SIKESTON - Sikeston voters will decide Tuesday if the Home Rule Charter will be amended to establish a payment in lieu of taxes on Board of Municipal Utilities electricity sales.
With the PILOT expected to bring in approximately $1.6 million if approved by voters, the City Council is considering how best to use the funds.
Around $450,000-$500,000 is needed just to maintain the existing level of city services, according to City Manager Doug Friend.
"That's the shortfall in our budget," said Mayor Phil Boyer. "That's what is needed to continue all the services that are being offered right now."
The city's maintenance, insurance and staffing costs are going up as the city acquires additional city buildings like the new fire station and Clinton community building and additional equipment, Friend said, in addition to regular increases in the cost of doing business.
Having a fully-staffed Department of Public Safety for the first time in years has had a major effect on the city's budget, according to Friend.
Budgeted positions remaining vacant in previous years meant additional money for the city that is no longer there, but a stronger police presence in the city is a direct response to citizen requests, noted Councilmember Sue Rogers.
Friend said having officers in the schools through the D.A.R.E. and School Resource Officer programs as well as more officers on the streets as shows of DPS manpower have proven effective in making the city a safer place to live, and the addition of two narcotic detectives has kept the pressure on area drug dealers.
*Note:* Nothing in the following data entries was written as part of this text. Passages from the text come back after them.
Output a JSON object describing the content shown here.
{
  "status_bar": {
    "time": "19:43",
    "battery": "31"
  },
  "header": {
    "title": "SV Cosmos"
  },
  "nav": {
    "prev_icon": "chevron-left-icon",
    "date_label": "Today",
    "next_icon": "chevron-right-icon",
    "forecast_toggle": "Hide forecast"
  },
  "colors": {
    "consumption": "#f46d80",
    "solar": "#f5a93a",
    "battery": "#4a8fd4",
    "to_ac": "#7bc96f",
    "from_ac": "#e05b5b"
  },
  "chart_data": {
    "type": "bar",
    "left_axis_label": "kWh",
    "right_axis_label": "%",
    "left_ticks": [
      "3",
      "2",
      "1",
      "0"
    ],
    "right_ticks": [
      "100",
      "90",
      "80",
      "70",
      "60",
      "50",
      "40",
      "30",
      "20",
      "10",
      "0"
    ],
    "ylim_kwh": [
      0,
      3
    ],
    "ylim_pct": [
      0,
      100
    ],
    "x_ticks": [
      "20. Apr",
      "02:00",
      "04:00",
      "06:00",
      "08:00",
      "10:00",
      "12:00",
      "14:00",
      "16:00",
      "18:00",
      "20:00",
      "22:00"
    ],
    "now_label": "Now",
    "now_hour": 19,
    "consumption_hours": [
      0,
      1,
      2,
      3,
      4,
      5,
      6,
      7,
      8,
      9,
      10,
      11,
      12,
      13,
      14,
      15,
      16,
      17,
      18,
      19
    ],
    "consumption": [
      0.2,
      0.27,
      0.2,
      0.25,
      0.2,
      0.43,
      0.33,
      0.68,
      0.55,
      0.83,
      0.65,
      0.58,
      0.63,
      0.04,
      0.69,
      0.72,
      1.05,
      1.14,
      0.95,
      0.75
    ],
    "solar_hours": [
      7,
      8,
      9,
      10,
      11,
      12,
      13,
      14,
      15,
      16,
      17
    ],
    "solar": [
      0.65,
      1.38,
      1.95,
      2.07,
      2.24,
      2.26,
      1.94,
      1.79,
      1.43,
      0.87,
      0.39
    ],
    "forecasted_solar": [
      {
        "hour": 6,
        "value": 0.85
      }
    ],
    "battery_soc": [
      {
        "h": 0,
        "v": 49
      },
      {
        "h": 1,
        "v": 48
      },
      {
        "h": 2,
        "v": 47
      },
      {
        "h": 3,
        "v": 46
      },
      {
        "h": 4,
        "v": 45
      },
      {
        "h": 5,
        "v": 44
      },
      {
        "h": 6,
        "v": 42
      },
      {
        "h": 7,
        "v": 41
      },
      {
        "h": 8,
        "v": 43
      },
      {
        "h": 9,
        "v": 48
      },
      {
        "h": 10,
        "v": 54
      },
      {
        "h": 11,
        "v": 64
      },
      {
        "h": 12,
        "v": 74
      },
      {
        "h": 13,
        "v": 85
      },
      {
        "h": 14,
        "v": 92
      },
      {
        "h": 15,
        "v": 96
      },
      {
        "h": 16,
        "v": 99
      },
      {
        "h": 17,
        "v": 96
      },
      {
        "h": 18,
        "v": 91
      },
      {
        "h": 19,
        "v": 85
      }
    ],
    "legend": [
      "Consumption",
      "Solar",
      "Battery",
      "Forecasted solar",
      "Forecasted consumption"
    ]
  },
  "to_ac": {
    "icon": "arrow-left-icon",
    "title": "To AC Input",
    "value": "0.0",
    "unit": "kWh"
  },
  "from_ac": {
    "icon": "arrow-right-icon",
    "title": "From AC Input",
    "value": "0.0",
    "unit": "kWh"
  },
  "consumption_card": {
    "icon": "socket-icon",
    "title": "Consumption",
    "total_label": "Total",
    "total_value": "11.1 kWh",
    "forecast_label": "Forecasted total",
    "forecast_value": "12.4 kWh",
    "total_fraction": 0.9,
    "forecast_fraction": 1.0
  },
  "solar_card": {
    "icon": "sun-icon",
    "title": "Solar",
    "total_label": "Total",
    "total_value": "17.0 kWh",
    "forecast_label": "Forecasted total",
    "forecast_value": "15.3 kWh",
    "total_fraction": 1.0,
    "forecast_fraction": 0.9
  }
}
And while the Department of Public Safety is showing results, "there's still a lot to do," Friend said.
Friend noted that while city has been able to maintain the merit pay program, which applies to only a few employees, there was no across-the-board cost-of-living pay increase last year.
DPS currently has competitive salaries, Friend said: "We're not training officers for other agencies to come and take away." Without yearly cost-of-living increases, however, it won't take long to fall behind again.
Another major expense to be funded with PILOT money is to get the Land Clearance for Redevelopment Authority up and running, according to city officials.
The city's consultants have advised as much as $1 million may be needed to start the LCRA, but city officials believe an aggressive program can be initiated with $500,000 in seed money to address demolition and legal expenses associated with clearing properties for redevelopment.
Before the LCRA was approved by voters, the city was spending roughly $50,000 annually clearing properties, but without a LCRA things moved very slowly.
The city's past efforts so far are already paying off, however. Boyer cited as an example the new development of 14 lots at the Indian Hills subdivision. "We hadn't seen any progress, anything done out there, in 15 years," Boyer said. "So what we're doing is working."
Although a list of projects with a total estimated cost of about $15 million was compiled at one time by past councils, city officials have declined to identify a firm list of projects to be funded by PILOT money due to concerns citizens opposing the PILOT entirely based on their opposition to one particular project.
Speaking on his own behalf, Boyer said he believes the city very much needs a jail and new headquarters for the Department of Public Safety.
Councilman Jerry Pullen said for his part, he believes the DPS also needs a new fire station on North Main, and said the reconstruction of Wakefield and associated drainage problems would easily cost $1 million.
Boyer said he would also like to see the "Ts" removed from Ingram so the street's north and south ends meet at Malone, making Ingram a more effective north-south artery for the city. Officials estimated this may cost about $1.2 million.
Extending County Line Road west to meet with Ingram and make it an additional east-west route was also mentioned by officials as a needed project.
Pullen said the airport is in dire need of improvements and maintenance as well. Boyer agreed, and said the improvements could easily cost $500,000 but are important as the airport is often the first thing industry representatives visiting Sikeston see.
Boyer said one idea is for the council to address several of these projects at one time with a $5 million-$6 million bond issue, using some of the PILOT money to satisfy bond payments. "There's a lot of projects that the citizens demand and deserve," he said.
Friend said money from the PILOT could also be used to accelerate projects listed on the city's five-year Capital Improvement Plan such as lighting replacements at the Complex, parks improvements, new soccer fields, field improvements and associated drainage issues, fencing, playground equipment and construction of restrooms and other facilities at city parks.